Two songs in, three energetic ladies jumped on-stage to shake their own tail feathers, but young Mr. Bean cut them off curtly, shutting down the music and instructing them, in a stern singsong voice, to get off his stage. While he could use a few lessons in how to charm groupies, this son of an Oxford University music professor could give a master class in the synthesis of EDM and pop, hits like “Household Goods” and “Trouble” offering proof that it’s possible to make computer music to tuneful and genuinely emotional effect.

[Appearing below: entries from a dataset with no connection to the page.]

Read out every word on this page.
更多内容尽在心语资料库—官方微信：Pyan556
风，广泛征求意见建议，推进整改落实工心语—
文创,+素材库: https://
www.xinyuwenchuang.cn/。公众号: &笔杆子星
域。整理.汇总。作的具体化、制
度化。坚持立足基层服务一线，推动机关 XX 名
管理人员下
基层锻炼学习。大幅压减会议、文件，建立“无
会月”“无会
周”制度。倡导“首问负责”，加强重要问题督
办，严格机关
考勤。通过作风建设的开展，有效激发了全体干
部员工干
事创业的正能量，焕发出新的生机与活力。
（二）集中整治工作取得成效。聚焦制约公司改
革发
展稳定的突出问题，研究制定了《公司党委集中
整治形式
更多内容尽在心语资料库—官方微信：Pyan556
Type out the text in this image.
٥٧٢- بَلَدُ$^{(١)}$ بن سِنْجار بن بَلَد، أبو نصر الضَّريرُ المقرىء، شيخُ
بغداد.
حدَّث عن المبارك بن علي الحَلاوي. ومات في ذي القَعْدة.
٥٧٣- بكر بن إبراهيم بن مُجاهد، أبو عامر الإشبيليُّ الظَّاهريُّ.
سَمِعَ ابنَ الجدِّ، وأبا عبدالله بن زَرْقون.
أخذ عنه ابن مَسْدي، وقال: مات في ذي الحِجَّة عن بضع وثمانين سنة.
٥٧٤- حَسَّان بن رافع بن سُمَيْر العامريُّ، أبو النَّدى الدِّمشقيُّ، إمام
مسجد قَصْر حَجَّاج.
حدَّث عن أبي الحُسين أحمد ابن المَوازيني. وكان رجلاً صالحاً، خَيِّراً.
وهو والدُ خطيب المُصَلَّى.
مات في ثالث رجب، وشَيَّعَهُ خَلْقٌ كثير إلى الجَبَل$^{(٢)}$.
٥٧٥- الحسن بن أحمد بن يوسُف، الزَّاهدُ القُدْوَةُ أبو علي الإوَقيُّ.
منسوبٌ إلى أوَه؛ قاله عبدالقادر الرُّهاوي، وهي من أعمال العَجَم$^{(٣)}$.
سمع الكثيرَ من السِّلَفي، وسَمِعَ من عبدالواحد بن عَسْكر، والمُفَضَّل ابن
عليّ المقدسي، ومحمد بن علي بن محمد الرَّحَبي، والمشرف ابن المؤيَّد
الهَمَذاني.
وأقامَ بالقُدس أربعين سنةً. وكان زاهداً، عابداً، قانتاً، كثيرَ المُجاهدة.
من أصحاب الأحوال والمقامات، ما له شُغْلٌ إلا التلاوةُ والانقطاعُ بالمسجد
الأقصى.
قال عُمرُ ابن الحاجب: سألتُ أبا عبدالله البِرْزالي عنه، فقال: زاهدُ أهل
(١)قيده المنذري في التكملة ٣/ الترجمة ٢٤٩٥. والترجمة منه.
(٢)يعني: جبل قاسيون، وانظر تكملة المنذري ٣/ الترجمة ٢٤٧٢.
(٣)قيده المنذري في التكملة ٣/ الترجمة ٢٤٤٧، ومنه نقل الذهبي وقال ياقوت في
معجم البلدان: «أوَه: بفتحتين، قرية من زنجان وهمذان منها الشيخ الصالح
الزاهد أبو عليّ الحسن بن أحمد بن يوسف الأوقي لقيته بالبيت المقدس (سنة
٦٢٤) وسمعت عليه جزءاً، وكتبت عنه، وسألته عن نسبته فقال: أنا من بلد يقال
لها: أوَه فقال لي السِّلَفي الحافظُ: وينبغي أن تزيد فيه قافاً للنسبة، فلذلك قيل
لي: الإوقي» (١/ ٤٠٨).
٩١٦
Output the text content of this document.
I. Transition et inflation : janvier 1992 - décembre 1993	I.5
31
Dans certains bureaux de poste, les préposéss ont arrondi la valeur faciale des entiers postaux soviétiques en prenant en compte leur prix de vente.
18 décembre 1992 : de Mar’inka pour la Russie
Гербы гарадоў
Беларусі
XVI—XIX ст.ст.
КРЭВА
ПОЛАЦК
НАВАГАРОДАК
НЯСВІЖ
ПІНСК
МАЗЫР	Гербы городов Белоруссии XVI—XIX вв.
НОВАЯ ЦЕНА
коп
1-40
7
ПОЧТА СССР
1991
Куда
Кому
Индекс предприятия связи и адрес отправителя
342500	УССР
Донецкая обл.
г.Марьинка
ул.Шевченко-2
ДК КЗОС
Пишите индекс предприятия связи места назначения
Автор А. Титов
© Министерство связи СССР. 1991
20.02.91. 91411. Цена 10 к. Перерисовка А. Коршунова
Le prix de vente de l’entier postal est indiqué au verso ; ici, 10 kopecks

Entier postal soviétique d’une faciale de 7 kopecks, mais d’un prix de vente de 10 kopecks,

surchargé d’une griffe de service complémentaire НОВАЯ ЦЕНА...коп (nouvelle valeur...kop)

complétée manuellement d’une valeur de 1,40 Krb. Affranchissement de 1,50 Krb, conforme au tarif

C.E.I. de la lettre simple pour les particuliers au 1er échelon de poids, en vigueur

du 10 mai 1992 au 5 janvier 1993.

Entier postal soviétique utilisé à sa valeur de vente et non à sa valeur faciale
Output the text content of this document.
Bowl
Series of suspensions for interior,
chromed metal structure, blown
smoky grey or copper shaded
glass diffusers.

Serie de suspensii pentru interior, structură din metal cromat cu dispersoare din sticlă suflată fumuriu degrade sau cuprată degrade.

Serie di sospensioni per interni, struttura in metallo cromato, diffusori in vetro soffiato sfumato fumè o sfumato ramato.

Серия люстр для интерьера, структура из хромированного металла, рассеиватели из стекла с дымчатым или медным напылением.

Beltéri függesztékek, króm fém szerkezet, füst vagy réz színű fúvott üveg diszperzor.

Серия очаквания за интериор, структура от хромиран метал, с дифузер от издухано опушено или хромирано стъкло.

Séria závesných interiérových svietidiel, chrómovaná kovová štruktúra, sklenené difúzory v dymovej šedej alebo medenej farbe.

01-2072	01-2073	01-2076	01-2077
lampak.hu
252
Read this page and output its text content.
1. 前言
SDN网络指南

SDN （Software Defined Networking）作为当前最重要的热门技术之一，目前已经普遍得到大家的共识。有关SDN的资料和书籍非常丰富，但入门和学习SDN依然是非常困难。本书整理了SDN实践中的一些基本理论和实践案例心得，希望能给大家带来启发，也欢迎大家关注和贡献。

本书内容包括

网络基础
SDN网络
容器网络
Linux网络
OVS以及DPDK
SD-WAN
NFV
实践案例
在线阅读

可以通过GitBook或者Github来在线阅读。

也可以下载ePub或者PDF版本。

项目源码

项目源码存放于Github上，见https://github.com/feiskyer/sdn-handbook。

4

In recorded form, TEED’s songs variously recall the Junior Boys’ falsetto-spiked electro (“Tapes & Money”) and the Postal Service’s mopey digital folk (“Fair”), but on-stage Higginbottom invoked the maximal pleasures of ’90s Underworld, his reedy voice riding a colossal swell of beats that bounded restlessly from jacking house to uprocking electro to full-on drum ’n’ bass. For just over an hour, the Englishman presided over a torrid dance-music history lesson and the place went berserk. All the while, his boyish face poked glumly through the top of his costume, betraying the particular sadness that only mascots and clowns can understand.